Judy Graves said she has noticed fewer or no homeless people in Kitsilano and areas of South Vancouver, the West End, Yaletown and Stanley Park, where historically a homeless population was evident. “My best bet is that we’ll be down a little,” Graves told the Courier. “I don’t think we’ll be way down but there are whole areas of Vancouver that used to have people sleeping out that don’t now.”
Graves attributed the drop in homeless people to new social housing, continuous funding for shelters and aggressive outreach work by a variety of groups.
In March 2012, the city’s count recorded 1,602 homeless people, with 1,296 in some form of shelter and 306 on the street.
Since that count, new social housing buildings on city property opened at Seventh and Fir, 188 East First Ave. and at 16th and Dunbar.
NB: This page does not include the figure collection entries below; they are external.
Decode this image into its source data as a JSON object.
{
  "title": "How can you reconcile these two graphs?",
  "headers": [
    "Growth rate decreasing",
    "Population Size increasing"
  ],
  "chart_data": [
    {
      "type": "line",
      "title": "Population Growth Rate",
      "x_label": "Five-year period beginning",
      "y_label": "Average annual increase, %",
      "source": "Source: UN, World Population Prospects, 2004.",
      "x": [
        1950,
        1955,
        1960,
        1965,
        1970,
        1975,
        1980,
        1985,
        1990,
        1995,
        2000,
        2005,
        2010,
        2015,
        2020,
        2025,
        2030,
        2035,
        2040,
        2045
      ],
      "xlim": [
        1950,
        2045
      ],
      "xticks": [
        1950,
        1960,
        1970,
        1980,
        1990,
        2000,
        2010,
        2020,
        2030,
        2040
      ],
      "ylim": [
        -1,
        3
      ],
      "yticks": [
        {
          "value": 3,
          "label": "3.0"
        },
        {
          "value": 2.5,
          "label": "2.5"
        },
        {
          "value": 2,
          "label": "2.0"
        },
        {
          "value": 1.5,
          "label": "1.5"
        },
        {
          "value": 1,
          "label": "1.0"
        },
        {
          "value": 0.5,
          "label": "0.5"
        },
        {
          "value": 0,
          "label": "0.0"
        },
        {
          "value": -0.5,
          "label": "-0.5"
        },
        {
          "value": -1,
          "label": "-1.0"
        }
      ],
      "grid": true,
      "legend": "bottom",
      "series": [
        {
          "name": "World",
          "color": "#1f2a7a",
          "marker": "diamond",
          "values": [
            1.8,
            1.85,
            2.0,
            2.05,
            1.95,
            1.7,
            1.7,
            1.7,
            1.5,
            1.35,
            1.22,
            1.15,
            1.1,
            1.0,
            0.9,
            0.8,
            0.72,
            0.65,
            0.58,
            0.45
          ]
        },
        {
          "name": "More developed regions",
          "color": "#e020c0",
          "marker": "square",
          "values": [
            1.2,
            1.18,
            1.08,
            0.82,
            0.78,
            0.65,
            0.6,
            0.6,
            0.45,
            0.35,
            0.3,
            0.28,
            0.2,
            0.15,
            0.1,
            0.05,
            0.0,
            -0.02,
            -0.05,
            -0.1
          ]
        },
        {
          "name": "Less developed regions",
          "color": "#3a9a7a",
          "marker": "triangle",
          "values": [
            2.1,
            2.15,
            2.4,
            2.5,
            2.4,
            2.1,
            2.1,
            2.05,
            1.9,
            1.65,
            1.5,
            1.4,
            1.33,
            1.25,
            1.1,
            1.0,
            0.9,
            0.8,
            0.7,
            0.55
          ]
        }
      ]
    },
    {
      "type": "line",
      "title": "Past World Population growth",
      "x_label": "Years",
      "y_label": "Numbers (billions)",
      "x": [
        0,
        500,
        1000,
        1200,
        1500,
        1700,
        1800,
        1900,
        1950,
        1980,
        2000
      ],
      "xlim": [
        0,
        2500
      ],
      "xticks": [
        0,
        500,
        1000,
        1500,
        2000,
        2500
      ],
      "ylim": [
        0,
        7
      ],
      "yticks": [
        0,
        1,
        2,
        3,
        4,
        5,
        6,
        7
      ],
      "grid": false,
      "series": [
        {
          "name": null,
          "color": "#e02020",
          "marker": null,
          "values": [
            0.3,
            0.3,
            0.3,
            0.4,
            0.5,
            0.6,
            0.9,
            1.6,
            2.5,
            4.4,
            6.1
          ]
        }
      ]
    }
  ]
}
The combined total of units is 242.The 24-unit Skwachays Healing Lodge in the Downtown Eastside also opened in June 2012.
On Tuesday, Housing Minister Rich Coleman announced two housing projects designed to get more people off the street.
The B.C. government has leased the former Howard Johnson hotel at 395 Kingsway — more commonly known as the Biltmore — to provide 100 interim housing spaces for people who are homeless or at risk of homelessness.
In addition, Coleman said a new 10-storey, 147-apartment building at 220 Princess Ave. will be built to provide housing for single women and women with children.
The property on Princess, which is worth $4 million and owned by the city, used to be home to the Drake hotel. It is one of the 14 sites owned by the city and being built with money from the B.C. government. So far, seven buildings have opened.
While the B.C. government is providing the bulk of the financing for the 14 sites, the Streetohome Foundation, which raises money through companies and citizens, has committed to help fund at least eight of the buildings.
Streetohome will contribute $2.9 million to the new building on Princess, which will be named in memory of the late Lorna Budzey.
Budzey was a former tenant of RainCity Housing, the nonprofit housing operator that will manage the building.
It is scheduled to open in spring 2014.
“I look forward to seeing everybody when the keys are in the door,” said Leslie Remund, acting executive director of RainCity Housing, at Tuesday’s press conference held in the Japanese Hall on Alexander Street.